The primary focus of most states will be to install EV charging stations where there are gaps of more than 50 miles between existing charging stations. However, Montana, and a few other states, will first focus on closing gaps of more than 100 miles. At least $43 million will be available to Montana’s five alternative fuel corridors. The state’s corridors include Interstate 15, Interstate 90, Interstate 94, U.S. Highway 93, and U.S. Highway 2. Installation of charging stations for at least ten sites is scheduled to begin in 2023.

North Dakota will receive $26 million in NEVI Formula funds along with a state match of $6.4 million, which will bring the state’s budget for EV deployment up to $32.4 million over the next five years. Once the state plan is approved, officials plan to contract with partners for EV infrastructure deployment through design-build-maintain-operate engagements. The contracting phase will take place in 2023 and construction will begin on eighteen EV charging stations along the state’s two alternative fuel corridors—Interstates 94 and 29.

The Indiana Department of Transportation (INDOT) is also exploring public-private partnership (P3) engagements as a way of delivering statewide EV infrastructure. The state will soon receive about $100 million in NEVI funding to install 61 EV charging stations along the state’s ten designated alternative fuel corridors. Procurement will begin in 2023 and it appears that INDOT will use a combination of design-build-operate-maintain and design-build-operate-maintain-finance contracting methods.

The release of NEVI funding is a source of major activity for EV infrastructure along prominent transportation corridors, but it is by no means the only source of funding for these projects.

City and county governments across the nation are also releasing public funds to address EV charging needs–not only for local citizens but also for recently electrified municipal fleets.

In the city of Cypress, California, local leaders recently approved the preliminary design for a new municipal parking structure that will feature accessible EV charging stations for public use. The city will invest $20 million in the project and the charging stations should be operational by 2025.

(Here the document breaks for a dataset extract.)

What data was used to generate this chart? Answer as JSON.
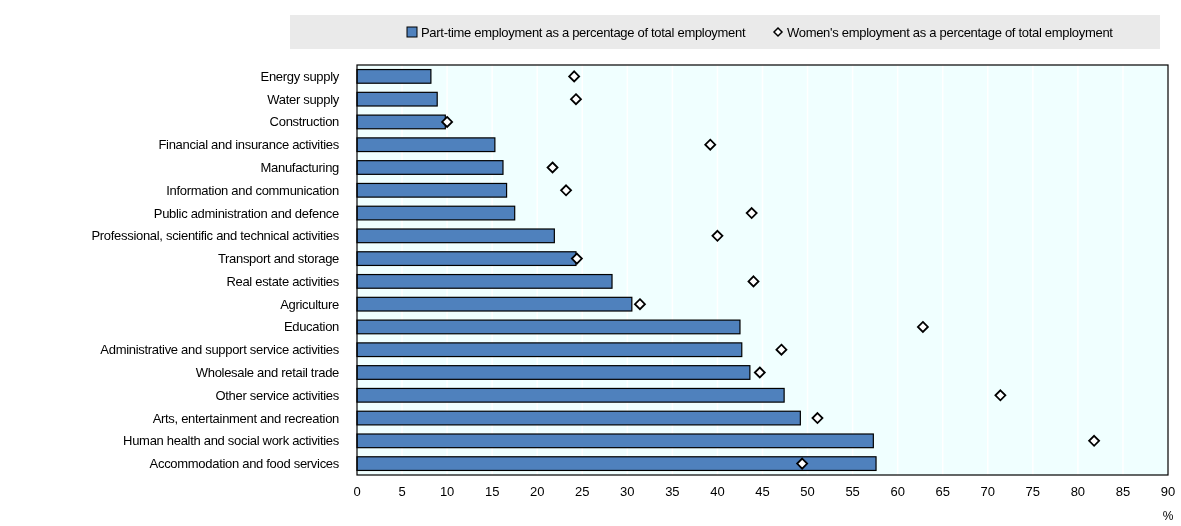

The city of San Diego also plans to financially support local EV charging infrastructure as more of municipal fleets become electrified. The city has a 15-year plan to electrify 975 municipal vehicles, despite only having 46 EV charging stations currently. To cover what will soon become a glaring gap in EV infrastructure, officials will secure $22.1 million for 60 new EV charging stations.

The town of Superior, Colorado will allocate a combined $800,000 to support installation of EV chargers across a range of local public facilities. Work is slated to begin in 2023 and plans are in place to install EV charging stations near one of the town’s prominent multi-use trails and in other areas. In 2024, EV charging stations will be installed in the downtown area.

In the state of New York, development of EV charging infrastructure is emerging at the county level. Officials in Suffolk County will invest $9 million to install EV charging equipment, provide alterations to several parking facilities, make electrical upgrades, and initiate other work required to support county fleet electrification goals. The county also is designing a multi-modal hub that will bring EV charging infrastructure into a nerve center. An allocation of $1 million will fund design work for that project.

Rhode Island received one of the smaller allocations of $22.9 million. That is likely because the state has only one designated alternative fuel corridor, Interstate 95. But, $3.8 million is available this year to launch the infrastructure initiative and the state plans to begin work to install EV fast chargers at existing park n’ ride facilities. The state will allocate another $6.6 million of NEVI funding to support building out EV charging stations along Rhode Island’s Atlantic coastline.

With the imminent release of NEVI funding along with other local funding allocations, there will be no shortage of opportunities for firms interested in helping with this nationwide initiative. The increased need for even more EV infrastructure over the next decade will almost certainly spur additional funding. The upcoming announcement related to funding approval will signal regions where activity will begin immediately.